# Azimuth motion failures dec09,jan10

#### feb10

There was a series of azimuth motion failures on 07dec09 and again on 31jan10. A motion failure can be caused by encoder showing that the system moved opposite to the direction requested. It can also occur if requested motion does not occur after a specified time interval (assuming the system is active).

### 07dec09:

Aeronomy had been running for a few days and had been getting the motion failures. The moved the azimuth from 168 to 168+90 degrees at slew speed for the entire time. The errors occurred when:
• azimuth moving at .4 deg/sec and passes 168 degrees.
• azimuth then commanded back to 168
• azimuth overshoots 168 to about 168.06 (this is normal)
• azimuth then approaches 168 but never quite arrives (gets to about 168.02).
• azimuth sits for a 5-90 secs and then moves away from az=168. This causes the motion failure.
The plots show the azimuth motion near az=168 degrees (.ps) (.pdf ):
• The plots show the azimuth position for each azimuth swing as it moves toward az=168 degrees. The vertical axis is the azimuth position. The horizontal axis is the number of seconds since the azimuth crossed az=169 degrees.
• Top: This shows the azimuth swings when a motion failure did not occur.
• Bottom: This has the azimuth swings with the motion failure. The * and dashed vertical line occurs at the motion failure. At each motion failure the azimuth position jumps up away from azimuth=168 (the requested position).

### Resolution:

The speed monitor output is used by the PI loop to control the azimuth. All 8 of the amp velocities are summed to get the final control command. Looking at one of the amplifiers, it's speed monitor output had a large dc offset (when the azimuth was stationary). After replacing the amplifier the az motion failure problem went away (at least till jan10).
processing: x101/091207/agc.pro

## 31jan10:

The az motion failure occurred 3 times in the early morning. The first time was during an astronomy. The last 2 times was the aeronomy azimuth swings.

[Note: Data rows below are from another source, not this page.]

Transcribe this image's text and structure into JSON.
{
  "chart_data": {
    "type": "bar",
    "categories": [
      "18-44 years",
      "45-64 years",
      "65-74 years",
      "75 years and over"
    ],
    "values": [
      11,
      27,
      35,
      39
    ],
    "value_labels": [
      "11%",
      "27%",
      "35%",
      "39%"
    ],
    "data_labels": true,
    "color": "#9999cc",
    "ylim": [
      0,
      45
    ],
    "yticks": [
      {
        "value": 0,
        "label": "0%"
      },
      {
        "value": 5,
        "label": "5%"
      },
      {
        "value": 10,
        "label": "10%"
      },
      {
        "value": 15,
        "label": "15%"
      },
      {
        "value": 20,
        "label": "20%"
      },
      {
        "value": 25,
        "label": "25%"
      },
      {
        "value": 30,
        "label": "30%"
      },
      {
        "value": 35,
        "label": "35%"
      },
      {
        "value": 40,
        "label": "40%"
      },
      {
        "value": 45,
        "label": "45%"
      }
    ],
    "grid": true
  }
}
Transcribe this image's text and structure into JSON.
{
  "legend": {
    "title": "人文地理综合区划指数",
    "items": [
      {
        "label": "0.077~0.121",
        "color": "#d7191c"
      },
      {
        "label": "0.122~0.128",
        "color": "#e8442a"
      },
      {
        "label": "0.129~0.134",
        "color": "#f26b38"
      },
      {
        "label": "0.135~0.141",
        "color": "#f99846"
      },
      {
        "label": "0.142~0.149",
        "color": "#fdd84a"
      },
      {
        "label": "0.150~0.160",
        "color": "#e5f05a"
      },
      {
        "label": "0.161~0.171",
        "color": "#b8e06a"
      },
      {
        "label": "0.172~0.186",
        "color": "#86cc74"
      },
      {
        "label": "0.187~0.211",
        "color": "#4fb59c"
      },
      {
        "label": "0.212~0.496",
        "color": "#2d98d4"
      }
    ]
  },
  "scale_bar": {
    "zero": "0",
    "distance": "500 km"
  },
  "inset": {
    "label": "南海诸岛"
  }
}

The plots show the azimuth information during the failures (.ps) (.pdf):
• Page 1: azimuth position vs hour of day. The failures are flagged with red,green,blue lines. The last two failures occurred at 180 degrees when the azimuth was turning around.
• Pages 2-4: azimuth failures 1,2,3
• Top: azimuth position vs time around the failure
• Bottom: az velocity during failure. The red line is computed from the encoder. The black line is the velocity from the amplifiers (all 8 amplifiers values are averaged).
• Page 4: Amplifier velocity vs Encoder velocity
• Top: all data 5am to 10am
• bottom: blowup showing abs(vel)< .02 deg/sec.
• There is a large vertical spread in the amplifier velocity when the encoder velocity is 0.
• Page 5: Encoder Velocity - amp velocity vs time when encoder velocity < .01 deg/sec.
• The plot shows how velocity difference when the encoder velocity is small.  motion failures 1,2,3 are marked in red,green, and blue.
• Failures 2, 3 (green,blue) have a large amplifier offset and then jump down to 0 when the failure occurs and the motors are shutdown.

### Summary:

• failures 2,3 (the az failures while swinging the azimuth arm) show motion in the wrong direction. Failure 1 shows no jump.
• All 3 failures show encoder velocity=0 while the amp velocity is non-zero prior to the failure.
• Probably need to check the individual amplifier speed outputs to see if one has a dc offset.